3

I just ran these two commands on a file having around 250 million records.

awk '{if(substr($0,472,1)=="9") print $0}' < file1.txt >> file2.txt

and

nawk '{if(substr($0,472,1)=="9") print $0}' < file1.txt >> file2.txt

The record length is 482. The first command gave the correct number of records in file2.txt i.e.; 60 million but the nawk command gives only 4.2 million.

I am confused and would like to know if someone has come across issue like this. How exactly this simple command being treated in a different way internally? Is there a buffer which can hold only up to certain number of bytes while using nawk?

would appreciate if someone can throw some light on this.

My OS details are

SunOS <hostname> 5.10 Generic_147148-26 i86pc i386 i86pc
Ankit
  • 1,250
  • 16
  • 23
  • If the command didn't fail somehow, probably the buffer in nawk was set to a limit. – konsolebox Sep 13 '13 at 15:00
  • Can you rephrase your question to eliminate the `>>` append into `file2.txt`? Maybe have the nawk version `> file3.txt`? I assume that you realize this is happening, but given your code examples, what you report can't possibly be true. Did you try `nawk '...' file1.txt > file2.txt`, eliminating the redirect into the script? Shouldn't make any difference, but worth a try. Also, I would examine the raw data at the point of the 4.2mill+1 record and be sure there isn't some weird character in the file, again, it shouldn't matter, but ??. Good luck. – shellter Sep 13 '13 at 15:03
  • @shellter, I tried with nawk '{if(substr($0,472,1)=="9") print $0}' < file1.txt > file3.txt, the result is the same.
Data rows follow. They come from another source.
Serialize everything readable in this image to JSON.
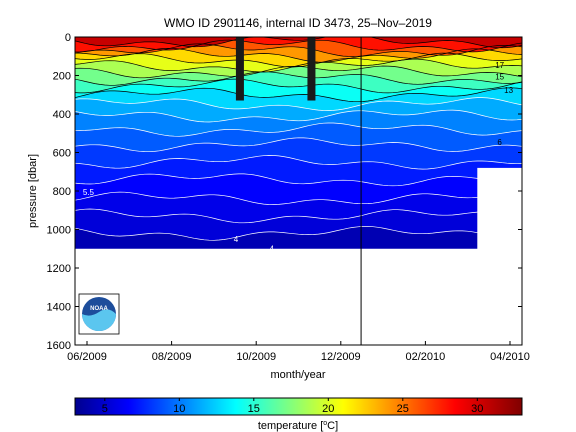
{
  "chart_data": {
    "type": "heatmap",
    "title": "WMO ID 2901146, internal ID 3473, 25–Nov–2019",
    "xlabel": "month/year",
    "ylabel": "pressure [dbar]",
    "colorbar_label": "temperature [",
    "colorbar_unit_sup": "o",
    "colorbar_unit": "C]",
    "ylim": [
      0,
      1600
    ],
    "y_reversed": true,
    "x_ticks": [
      "06/2009",
      "08/2009",
      "10/2009",
      "12/2009",
      "02/2010",
      "04/2010"
    ],
    "y_ticks": [
      "0",
      "200",
      "400",
      "600",
      "800",
      "1000",
      "1200",
      "1400",
      "1600"
    ],
    "colorbar_range": [
      3,
      33
    ],
    "colorbar_ticks": [
      "5",
      "10",
      "15",
      "20",
      "25",
      "30"
    ],
    "contour_labels": [
      "5.5",
      "4",
      "4",
      "6",
      "13",
      "15",
      "17",
      "5"
    ],
    "bottom_depth_dbar": 1100,
    "isotherm_depths_dbar": [
      20,
      45,
      70,
      95,
      120,
      150,
      180,
      215,
      255,
      300,
      350,
      410,
      480,
      560,
      650,
      740,
      840,
      930,
      1020
    ],
    "marker_x_fraction": 0.64,
    "colors": {
      "deep": "#00009a",
      "mid": "#1e6cff",
      "warm": "#ff9a00",
      "hot": "#b00000"
    }
  },
  "logo": {
    "text": "NOAA"
  }
}
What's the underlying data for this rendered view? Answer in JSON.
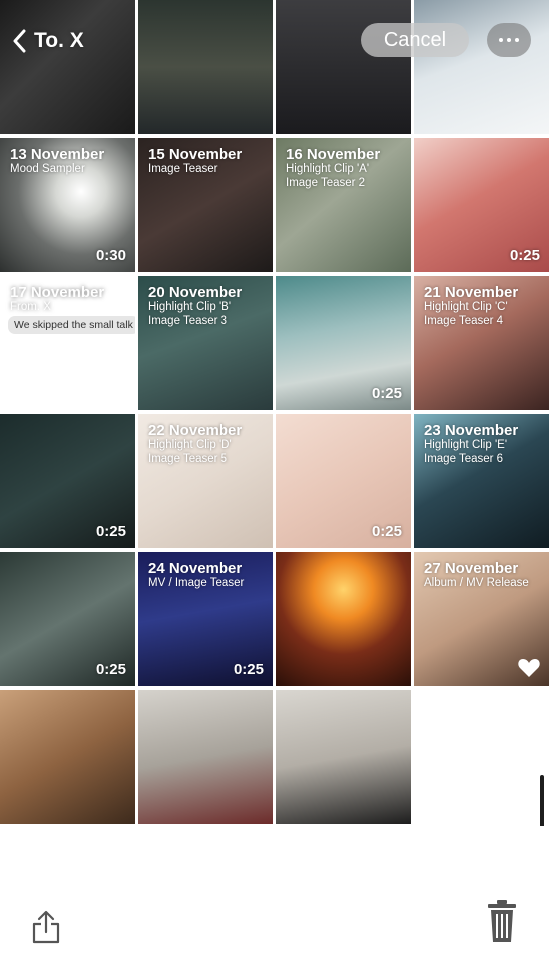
{
  "nav": {
    "back_label": "To. X",
    "cancel_label": "Cancel"
  },
  "grid": {
    "items": [
      {
        "date": "",
        "line1": "",
        "line2": "",
        "duration": ""
      },
      {
        "date": "",
        "line1": "",
        "line2": "",
        "duration": ""
      },
      {
        "date": "",
        "line1": "",
        "line2": "",
        "duration": ""
      },
      {
        "date": "",
        "line1": "",
        "line2": "",
        "duration": ""
      },
      {
        "date": "13 November",
        "line1": "Mood Sampler",
        "line2": "",
        "duration": "0:30"
      },
      {
        "date": "15 November",
        "line1": "Image Teaser",
        "line2": "",
        "duration": ""
      },
      {
        "date": "16 November",
        "line1": "Highlight Clip 'A'",
        "line2": "Image Teaser 2",
        "duration": ""
      },
      {
        "date": "",
        "line1": "",
        "line2": "",
        "duration": "0:25"
      },
      {
        "date": "17 November",
        "line1": "From. X",
        "line2": "",
        "bubble": "We skipped the small talk",
        "duration": ""
      },
      {
        "date": "20 November",
        "line1": "Highlight Clip 'B'",
        "line2": "Image Teaser 3",
        "duration": ""
      },
      {
        "date": "",
        "line1": "",
        "line2": "",
        "duration": "0:25"
      },
      {
        "date": "21 November",
        "line1": "Highlight Clip 'C'",
        "line2": "Image Teaser 4",
        "duration": ""
      },
      {
        "date": "",
        "line1": "",
        "line2": "",
        "duration": "0:25"
      },
      {
        "date": "22 November",
        "line1": "Highlight Clip 'D'",
        "line2": "Image Teaser 5",
        "duration": ""
      },
      {
        "date": "",
        "line1": "",
        "line2": "",
        "duration": "0:25"
      },
      {
        "date": "23 November",
        "line1": "Highlight Clip 'E'",
        "line2": "Image Teaser 6",
        "duration": ""
      },
      {
        "date": "",
        "line1": "",
        "line2": "",
        "duration": "0:25"
      },
      {
        "date": "24 November",
        "line1": "MV / Image Teaser",
        "line2": "",
        "duration": "0:25"
      },
      {
        "date": "",
        "line1": "",
        "line2": "",
        "duration": ""
      },
      {
        "date": "27 November",
        "line1": "Album / MV Release",
        "line2": "",
        "duration": "",
        "favorite": true
      },
      {
        "date": "",
        "line1": "",
        "line2": "",
        "duration": ""
      },
      {
        "date": "",
        "line1": "",
        "line2": "",
        "duration": ""
      },
      {
        "date": "",
        "line1": "",
        "line2": "",
        "duration": ""
      }
    ]
  },
  "toolbar": {
    "share_icon": "share-icon",
    "trash_icon": "trash-icon"
  },
  "colors": {
    "text_on_photo": "#ffffff",
    "cancel_pill": "#c8c8c8",
    "more_pill": "#787878",
    "bubble": "#e6e6e6"
  }
}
Also 4.2m+1 seems to be correct and it captured by awk but not nawk. – Ankit Sep 13 '13 at 15:07
  • @konsolebox is there a way I can check the buffer limit ? – Ankit Sep 13 '13 at 15:08
  • @Ankit You probably can see that in the source code of nawk. – konsolebox Sep 13 '13 at 15:09
  • 1
    @konsolebox : what buffer limit? Except for line-size, nawk (should be) processing one line at a time, right? I used to process files with ~10 mill lines with nawk, back in the day, and would have expected it to work for any number of lines. @Ankit: please show us result of `which awk`, `which nawk`. Good luck to all! – shellter Sep 13 '13 at 15:18
  • @Ankit in your question you say `The first command gave the correct number of records in file2.txt i.e.; 60 million but the nawk command gives only 4.2 million.` but then in your comment above you say the opposite `Also 4.2m+1 seems to be correct and it captured by awk but not nawk`. Please state clearly which output you think is correct and which tool is producing that output. – Ed Morton Sep 13 '13 at 17:14

2 Answers2

7

The difference probably lies on the buffer limit of Nawk. One of the records (lines) found in your input file has probably exceeded it.
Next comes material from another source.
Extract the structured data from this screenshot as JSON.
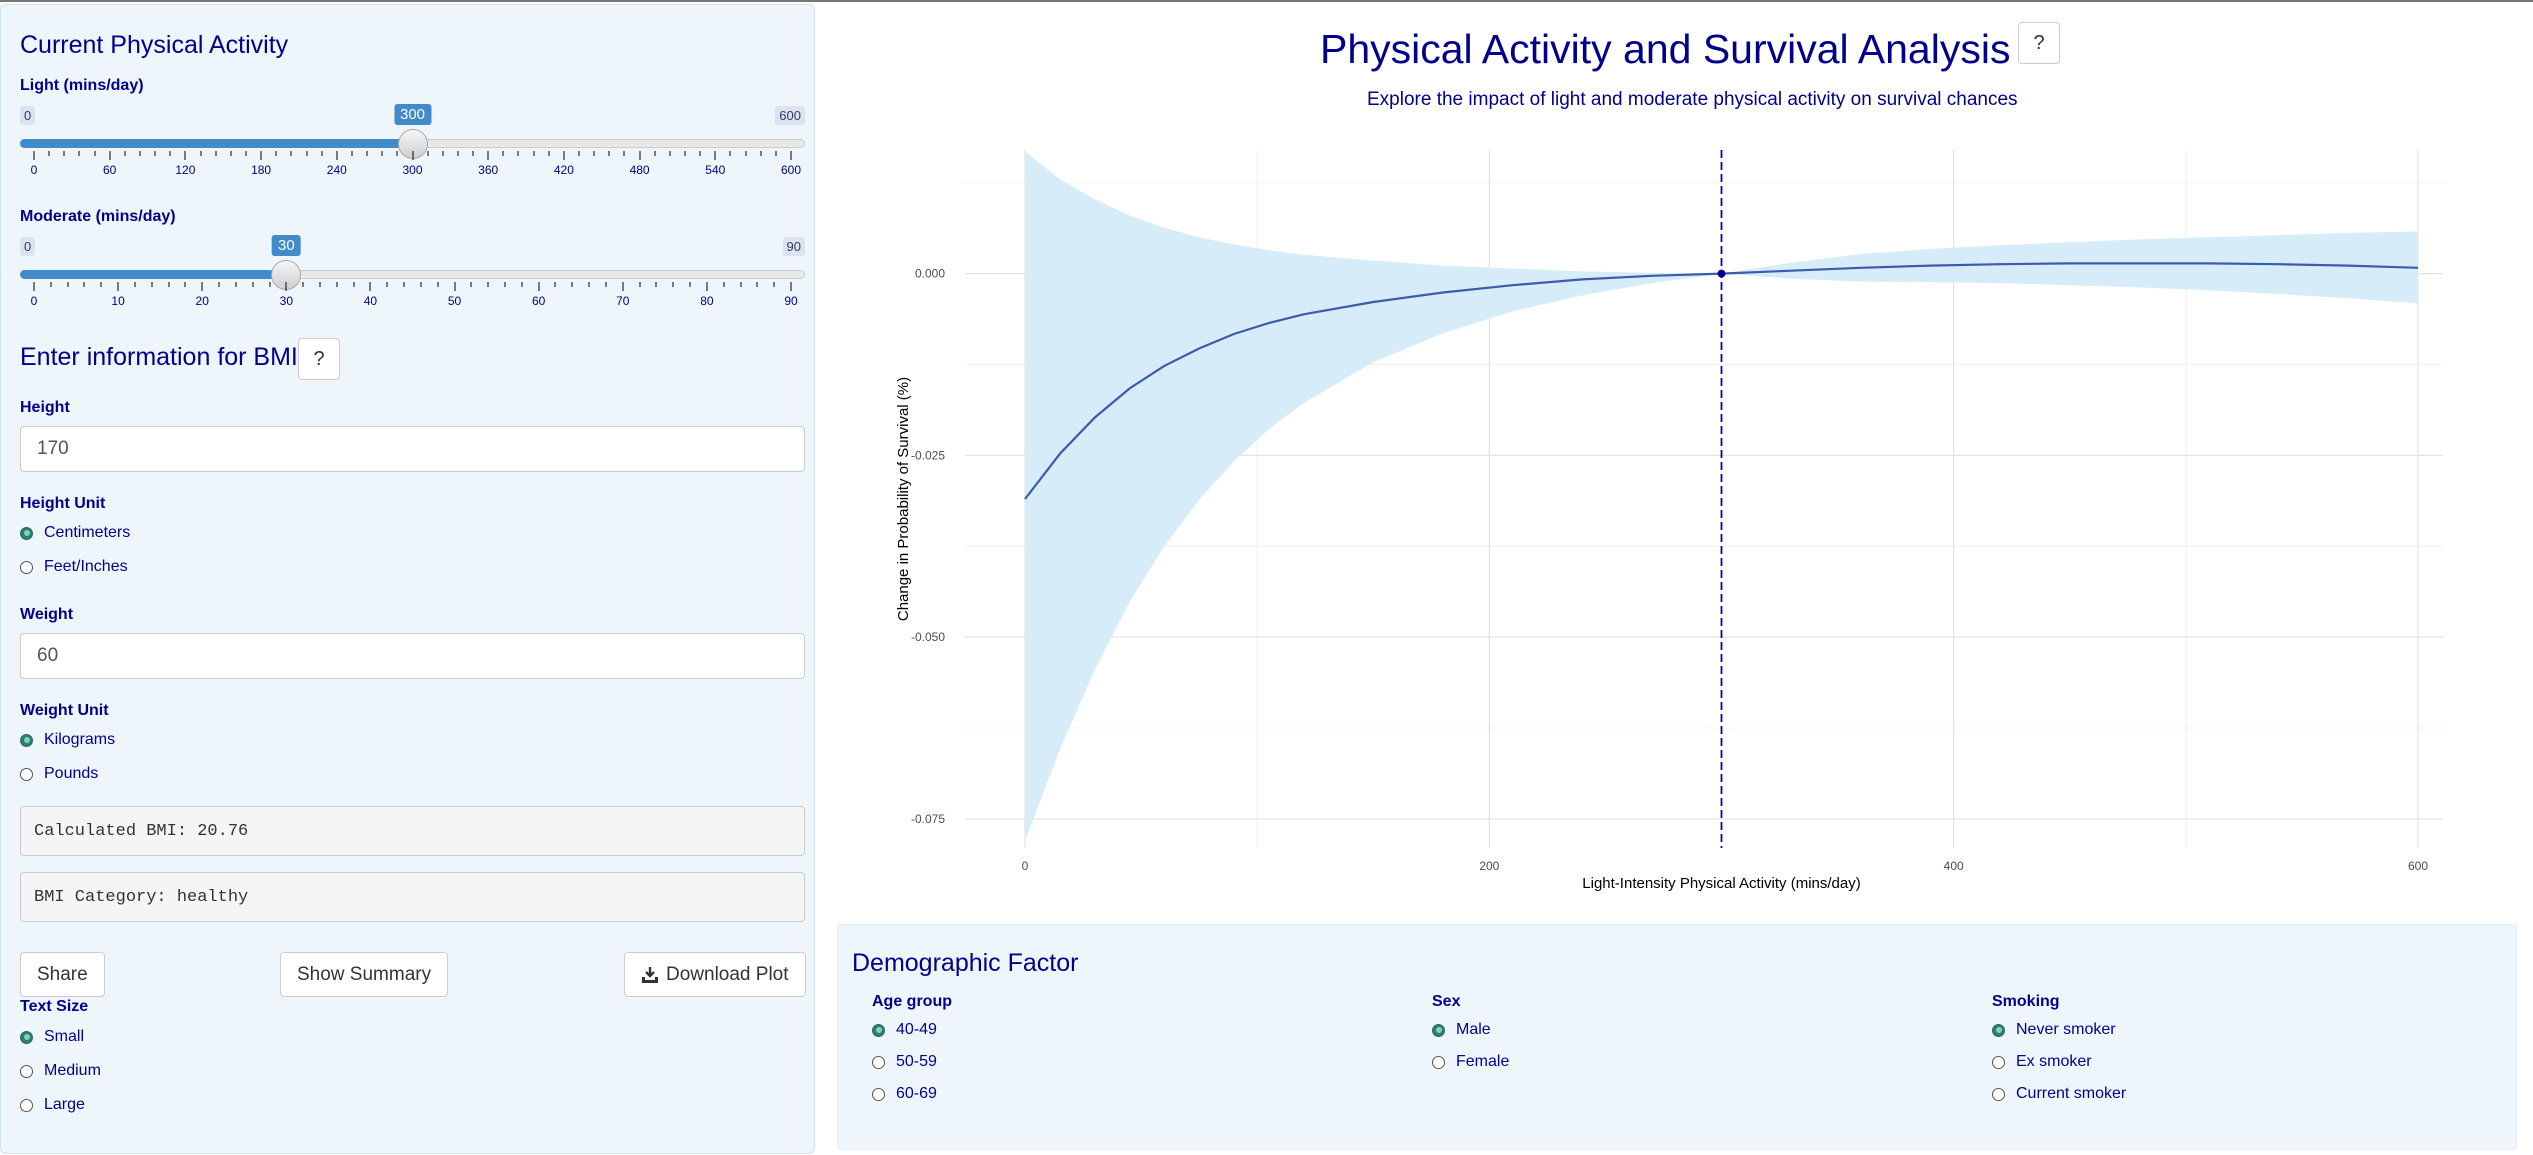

This crucial line can be found in awk.h:

#define RECSIZE (8 * 1024)  /* sets limit on records, fields, etc., etc. */
konsolebox
  • 72,135
  • 12
  • 99
  • 105
  • 1
    learn something everyday! Still hoping to see which `awk` @Ankit is accessing, if its `/usr/bin/awk`, I'd really be surprised, while if it is `/usr/xpg4/bin/awk`, then that is just interesting. Also, I wouldn't assume that something that lives at `netbsd.org` is the same `nawk` that is found "SunOS 5.10", but I could be wrong about that too ;-! ) in Good luck to all. – shellter Sep 13 '13 at 16:07
  • 3
    @Ankit you wrote 'The record length is 482'. Doesn't seem right that a record that is (8 * 1024) would be a valid record. Good luck. – shellter Sep 13 '13 at 16:09
  • I agree with @shelter. If the length of each line is 482 characters then that is not exceeding the buffer size on any one record. Also, if each record is the same size then they'd ALL be exceeding the buffer size not just some of them. There's something else going on here. – Ed Morton Sep 13 '13 at 17:03
  • I admit I actually didn't mind (didn't notice) much about the record length (the one specified). I kept thinking more about the number of lines (60 million/4.2 million) and that on such a large number it's likely that some of those lines could be longer than common. I agree that there could be another possibility though seeing the note. – konsolebox Sep 13 '13 at 18:08
  • @konsolebox So the solution is editing this .h file? – lolololol ol Apr 26 '17 at 00:47
  • @lololololol Well hacking the awk utility is one "solution", but I can't answer your question, unless I decide to study the source code again. However if you do decide to hack it, I'd suggest that you confirm first that the problem still exists in the newest version of nawk, and that the "RECSIZE" limit is actually the one causing the problem. – konsolebox Apr 26 '17 at 20:03
2

Your command can be reduced to just this:

awk 'substr($0,472,1)==9'

On Solaris (which you are on) when you run awk by default you are running old, broken awk (/usr/bin/awk) so I suspect that nawk is the one producing the correct result.

Run /usr/xpg4/bin/awk with the same script/arguments and see which of your other results it's output agrees with.

Also, check if your input file was created on Windows by running dos2unix on it and see if it's size changes and, if so, re-run your awk commands on the modified files. If it was created on Windows then it will have some control-Ms in there that could be causing chaos.

Ed Morton
  • 188,023
  • 17
  • 78
  • 185